UK Tobacco Control Lead Martin Dockrell Promotes Vaping

The Call to Action for Healthcare Professionals 

Martin Dockrell, the Tobacco Control Programme Lead at the Office of Health Improvement and Disparities (OHID), previously known as Public Health England, is calling on doctors and nurses to acknowledge the role vaping can play in helping smokers quit, even those who initially have no intention to stop smoking. He emphasizes the importance of reading a recently published paper in JAMA Network Open, which provides valuable insights into this topic. 


Martin Dockrell’s Journey and Contributions 

Dockrell's career in public health spans several decades, beginning in the mid-1980s with his involvement in HIV prevention work. Before joining Public Health England, he spent seven years at Action on Smoking and Health, advocating for tobacco control. His extensive experience and dedication to public health have earned him a fellowship at the Royal Society of Public Health. 
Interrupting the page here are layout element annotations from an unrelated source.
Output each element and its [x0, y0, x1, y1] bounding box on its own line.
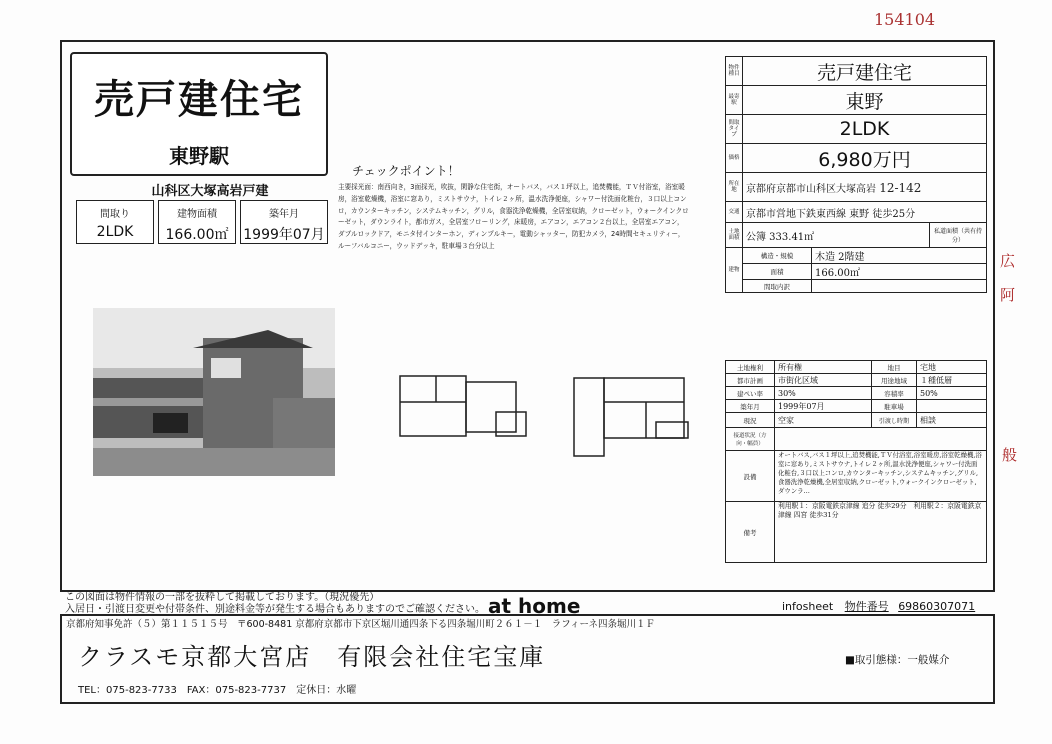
price: 6,980万円	[743, 144, 987, 173]
license-line: 京都府知事免許（５）第１１５１５号 〒600-8481 京都府京都市下京区堀川通四条下る四条堀川町２６１－１ ラフィーネ四条堀川１Ｆ	[66, 619, 656, 630]
traffic: 京都市営地下鉄東西線 東野 徒歩25分	[743, 202, 987, 223]
spec-label: 築年月	[269, 209, 299, 220]
floor-plan	[396, 372, 696, 460]
title-box	[70, 52, 328, 176]
bcr: 30%	[775, 387, 872, 400]
label-type: 物件種目	[726, 57, 743, 86]
title-station: 東野駅	[169, 144, 229, 168]
zone-label: 用途地域	[872, 374, 917, 387]
city-label: 都市計画	[726, 374, 775, 387]
disclaimer-line-1: この図面は物件情報の一部を抜粋して掲載しております。（現況優先）	[65, 592, 380, 603]
spec-value: 1999年07月	[243, 227, 325, 243]
detail-table	[725, 360, 987, 563]
house-photo	[93, 308, 335, 476]
handwritten-note-2: 阿	[1000, 286, 1016, 304]
house-photo-drawing	[93, 308, 335, 476]
property-table	[725, 56, 987, 293]
status-label: 現況	[726, 413, 775, 428]
building-area: 166.00㎡	[812, 264, 987, 280]
handwritten-note-1: 広	[1000, 252, 1016, 270]
parking-label: 駐車場	[872, 400, 917, 413]
plan-label: 間取内訳	[743, 280, 812, 293]
zone: １種低層	[917, 374, 987, 387]
spec-value: 166.00㎡	[165, 227, 229, 243]
label-traffic: 交通	[726, 202, 743, 223]
location-text: 京都府京都市山科区大塚高岩	[746, 183, 876, 195]
label-layout: 間取タイプ	[726, 115, 743, 144]
title-main: 売戸建住宅	[94, 77, 304, 123]
property-type: 売戸建住宅	[743, 57, 987, 86]
contact-line: TEL：075-823-7733 FAX：075-823-7737 定休日：水曜	[78, 685, 357, 696]
handwritten-lot: 12-142	[879, 180, 922, 195]
remarks-label: 備考	[726, 502, 775, 563]
equipment: オートバス,バス１坪以上,追焚機能,ＴＶ付浴室,浴室暖房,浴室乾燥機,浴室に窓あり,ミストサウナ,トイレ２ヶ所,温水洗浄便座,シャワー付洗面化粧台,３口以上コンロ,カウンターキッチン,システムキッチン,グリル,食器洗浄乾燥機,全居室収納,クローゼット,ウォークインクローゼット,ダウンラ…	[775, 451, 987, 502]
label-station: 最寄駅	[726, 86, 743, 115]
property-number: 69860307071	[898, 600, 976, 613]
athome-logo: at home	[488, 594, 581, 618]
remarks: 利用駅１：京阪電鉄京津線 追分 徒歩29分 利用駅２：京阪電鉄京津線 四宮 徒歩31分	[775, 502, 987, 563]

A Message to Medical Practitioners 

Dockrell poses a thought-provoking scenario: “Doctors and Nurses, imagine that middle-aged smoker in your clinic. He may lack education and have no intention of quitting smoking. What should you do? 

“Here’s a clue: He is 10 times more likely to quit if he starts vaping every day. Vaping less than daily makes no difference.” 

He directs healthcare providers to the paper titled “Association of e-Cigarette Use With Discontinuation of Cigarette Smoking Among Adult Smokers Who Were Initially Never Planning to Quit.” 

The Study and Its Findings 

The paper, authored by researchers from several North American institutions including the Department of Health Behaviour at Roswell Park Comprehensive Cancer Center, the National Institute on Drug Abuse, and the Centre for Tobacco Products at the Food and Drug Administration, among others, delves into the often-overlooked population of smokers who do not plan to quit. 

Using data from the longitudinal Population Assessment of Tobacco and Health (PATH) Study, the researchers evaluated participants over three pairs of interviews to determine if vaping is associated with quitting smoking among those who initially had no plans to quit. 

The primary outcomes measured were the discontinuation of cigarette smoking and the discontinuation of daily cigarette smoking at follow-up interviews. The study controlled for demographic characteristics and baseline cigarette consumption using generalized estimating equations. 


Key Takeaways from the Research 

The study concluded that “daily e-cigarette use was associated with greater odds of cigarette discontinuation among smokers who initially had no plans to ever quit smoking.” These findings underscore the potential benefits of considering smokers who are not planning to quit when evaluating the risk-benefit potential of e-cigarettes for smoking cessation. 


Implications for Healthcare Practice 

Dockrell’s message is clear: Healthcare professionals should consider recommending daily vaping as a useful tool for smokers, even those who seem uninterested in quitting. By doing so, they can significantly increase the chances of their patients successfully giving up cigarettes, ultimately improving public health outcomes.